Following the collapse of the Buffalo Bills' Damar Hamlin on Monday Night Football, one nonprofit is urging parents to have their student-athletes screened for heart problems.
“If you have the opportunity to get your child screened, I mean, it’s just imperative,” Danielle Kelley, co-founder of Jump Start Your Heart, a nonprofit that screens student-athletes for heart problems and defects, told WAFB. “The physicals that are required by the High School Association are not, you know they don’t include the cardiovascular component is just basically a physical, so our screenings include the two diagnostic screenings of the electrocardiogram, or the EKG and the other diagnostic tests, the ultrasound of echocardiogram of the heart.”
Kelley and her husband, Dr. Steven Kelley, started Jump Start Your Heart to screen student-athletes for hypertrophic cardiomyopathy, or HCM.
“Hypertrophic cardiomyopathy is a genetic defect where the patient has an abnormally thick heart, and also these patients are prone to have rhythm problems, and so it’s the most common cause of sudden cardiac death in a student-athlete,” said Dr.

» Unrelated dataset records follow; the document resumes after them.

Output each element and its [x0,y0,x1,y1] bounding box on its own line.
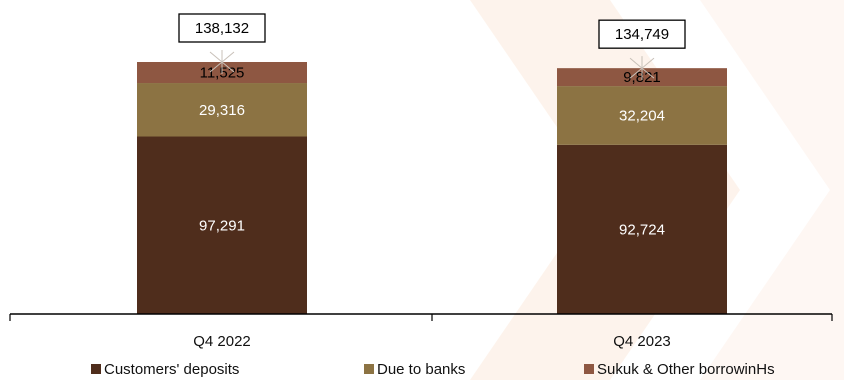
watermark-edge [700,0,844,380]
data-label: 97,291 [199,217,245,234]
total-label-box [598,19,686,49]
legend-swatch [364,364,374,374]
legend-label: Customers' deposits [104,361,239,378]
total-label: 134,749 [615,26,669,43]
data-label: 29,316 [199,102,245,119]
data-label: 92,724 [619,221,665,238]
legend-label: Due to banks [377,361,465,378]
data-label: 32,204 [619,107,665,124]
total-label: 138,132 [195,20,249,37]
total-label-box [178,13,266,43]
bar-segment [137,83,307,137]
bars-group [137,62,727,314]
total-labels-group: 138,132 134,749 [178,13,686,81]
x-tick-label: Q4 2022 [193,333,251,350]
bar-segment [557,144,727,314]
legend: Customers' deposits Due to banks Sukuk & O… [91,361,775,378]
x-tick-label: Q4 2023 [613,333,671,350]
bar-segment [557,86,727,145]
legend-swatch [584,364,594,374]
bar-segment [137,136,307,314]
legend-label: Sukuk & Other borrowinHs [597,361,775,378]
x-axis-ticks-group [9,314,833,321]
legend-swatch [91,364,101,374]
x-axis-tick-labels-group: Q4 2022 Q4 2023 [193,333,671,350]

Kelley.
Kelley said that student-athletes who are diagnosed with HCM may not be able to continue playing their sport.
“Diagnosis and there are a lot of things that must come into play. I mean, I do think it’s risky if you’re playing competitive sports with hypertrophic cardiomyopathy because you never know when the heart rate jumps out of rhythm and leads to certain cardiac death,” explained Dr. Kelley.
While doctors still do not know exactly what caused Hamlin's collapse, Dr. Kelley said that proper screening is imperative.
“If we’re going to have our students competing, let’s have the right equipment in place and the right protocols and the right personnel in place," said Dr. Kelley. "Just in case they’re very instance, the patient or anyone goes down because it truly time is the muscle in cardiology and the longer you go without the heart beating effectively you run the risk of permanent brain damage and all these different things."